Então, saiu, tomou o elevador e desceu para a rua. Uma rua desconhecida, num bairro distante do seu. Não sabia de ninguém que morasse lá. Um táxi passou, ela fez sinal e o deteve. Entrou, deu seu endereço e foi embora.
Minha amiga jamais descobriu de quem era aquele apartamento. Tentou investigar com as amigas o que teria ocorrido na festa, mas elas davam informações desencontradas. Também tinham bebido seus drinques... Até hoje ela conta para os íntimos: “Um dia, acordei nua, numa cama estranha”. Não há remorso, quando ela repete essa história. Não há culpa. Há até um vestígio de orgulho. O que me encanta – minha amiga é uma mulher que comanda o seu destino.
Mas em 2020 tudo haverá de ser diferente. Essas festas memoráveis, que, por ironia, às vezes causam amnésia, não serão possíveis. Por isso, fizemos um amigo secreto virtual, via internet. Trocamos presentes enviados por tele-entrega e revelamos as identidades dos amigos secretos numa grande reunião on line, cada um com seu copo de vinho ou cerveja, todos se vendo na tela do computador.
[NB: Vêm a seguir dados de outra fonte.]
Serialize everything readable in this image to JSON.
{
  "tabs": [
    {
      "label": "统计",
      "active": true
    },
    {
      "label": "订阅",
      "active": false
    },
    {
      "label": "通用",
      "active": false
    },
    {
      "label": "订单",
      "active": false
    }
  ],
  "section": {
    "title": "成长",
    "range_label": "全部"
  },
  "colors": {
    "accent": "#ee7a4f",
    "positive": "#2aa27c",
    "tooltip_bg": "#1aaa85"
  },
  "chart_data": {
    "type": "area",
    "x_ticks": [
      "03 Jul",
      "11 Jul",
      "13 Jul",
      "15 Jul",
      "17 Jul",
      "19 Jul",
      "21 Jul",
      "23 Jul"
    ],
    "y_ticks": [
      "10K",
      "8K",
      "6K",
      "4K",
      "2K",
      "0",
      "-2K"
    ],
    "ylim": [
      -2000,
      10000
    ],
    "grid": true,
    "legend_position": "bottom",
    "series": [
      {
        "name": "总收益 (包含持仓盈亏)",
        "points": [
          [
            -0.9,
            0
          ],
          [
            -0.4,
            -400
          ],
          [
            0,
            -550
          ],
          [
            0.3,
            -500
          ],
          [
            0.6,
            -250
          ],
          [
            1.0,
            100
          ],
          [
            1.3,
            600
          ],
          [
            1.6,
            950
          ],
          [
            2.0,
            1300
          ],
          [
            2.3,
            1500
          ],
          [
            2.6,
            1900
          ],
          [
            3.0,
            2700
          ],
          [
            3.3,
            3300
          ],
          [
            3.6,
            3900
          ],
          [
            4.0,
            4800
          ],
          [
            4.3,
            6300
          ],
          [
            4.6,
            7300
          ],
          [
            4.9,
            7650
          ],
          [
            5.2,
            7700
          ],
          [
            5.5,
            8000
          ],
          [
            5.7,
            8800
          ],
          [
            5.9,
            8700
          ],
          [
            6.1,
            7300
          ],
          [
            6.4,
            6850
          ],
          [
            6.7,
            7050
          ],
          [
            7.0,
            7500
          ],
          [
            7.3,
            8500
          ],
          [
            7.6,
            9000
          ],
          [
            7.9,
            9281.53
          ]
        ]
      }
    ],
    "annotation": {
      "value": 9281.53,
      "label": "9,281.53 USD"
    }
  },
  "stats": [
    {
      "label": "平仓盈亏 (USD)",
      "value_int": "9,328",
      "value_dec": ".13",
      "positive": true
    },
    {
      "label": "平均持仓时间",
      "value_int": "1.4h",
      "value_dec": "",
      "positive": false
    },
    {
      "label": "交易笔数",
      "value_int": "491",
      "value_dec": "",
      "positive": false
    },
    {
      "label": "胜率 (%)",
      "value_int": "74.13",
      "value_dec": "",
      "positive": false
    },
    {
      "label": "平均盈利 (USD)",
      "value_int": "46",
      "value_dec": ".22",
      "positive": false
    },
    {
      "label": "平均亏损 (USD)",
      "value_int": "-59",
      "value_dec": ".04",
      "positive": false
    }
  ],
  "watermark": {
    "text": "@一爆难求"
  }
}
E foi muito legal! Conseguimos nos divertir. Talvez alguns tenham até bebido além da conta. Mas, se acordaram nus e com a memória deletada, estavam em suas próprias camas. O que é ótimo, em tempos de peste. Segurança acima de tudo. Vamos todos nós, amados leitores, nos preservar em 2020 para as grandes festas do fim de 2021.